USA, 1962. Famous Artists Productions. Screenplay by John Fante, Edmund Morris, based on the novel by Nelson Algren. Cinematography by Joseph MacDonald. Produced by Charles K. Feldman. Music by Elmer Bernstein. Production Design by Richard Sylbert. Costume Design by Charles Le Maire. Film Editing by Harry Gerstad. Academy Awards 1962.

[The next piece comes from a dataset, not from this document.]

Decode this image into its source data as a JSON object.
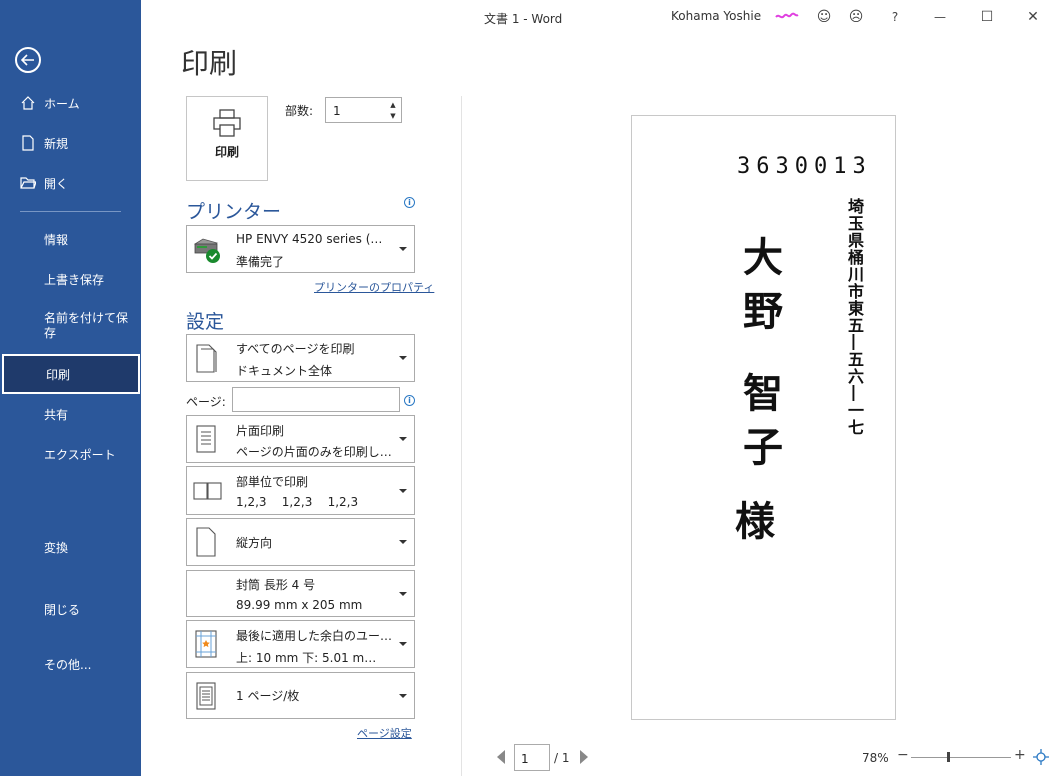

Laurence Harvey is drifting through Texas when he finds an even more aimless Jane Fonda roughing it on the road. They team up and head for Louisiana, he wants to find his lost love and she just wants to go where things are happening. They split outside of Sin City where he takes up work at a roadside restaurant run by Anne Baxter, then makes his way into the French quarter when he finds out what happened to the lady he’s been searching for: Hallie, played by Capucine, is working in a brothel run by Barbara Stanwyck as a madam who is obsessed with holding on to her. Harvey gets himself into a heap of trouble trying to get Hallie out of there, complicated further when Fonda resurfaces and takes up work in the same “doll house” and helps foil his plans. The seedy world that this movie takes place in would have made much more of an impact when this film came out, there’s still an atmosphere of sex and sin that pervades but, without the shock of its dealing so boldly with taboo subjects, the rather thin plotting and shallow characters are much more obvious. Too much of it relies on its need for the leading lady’s emotional generosity and Capucine, while stunning physically and possessing a kind of commanding allure, doesn’t have the depth to turn flimsy material into something compelling. Harvey fares better and Baxter does best of them all, hers is the most detailed performance in the whole thing, and there’s a pleasure to be had from looking at the dazzling fashions (anachronistic as they are) and a thrill from seeing so many great stars in one explosive piece. Does this add up to a good film? No, but any one of these elements (or the terrific score by Elmer Bernstein) might make you want to at least check it out.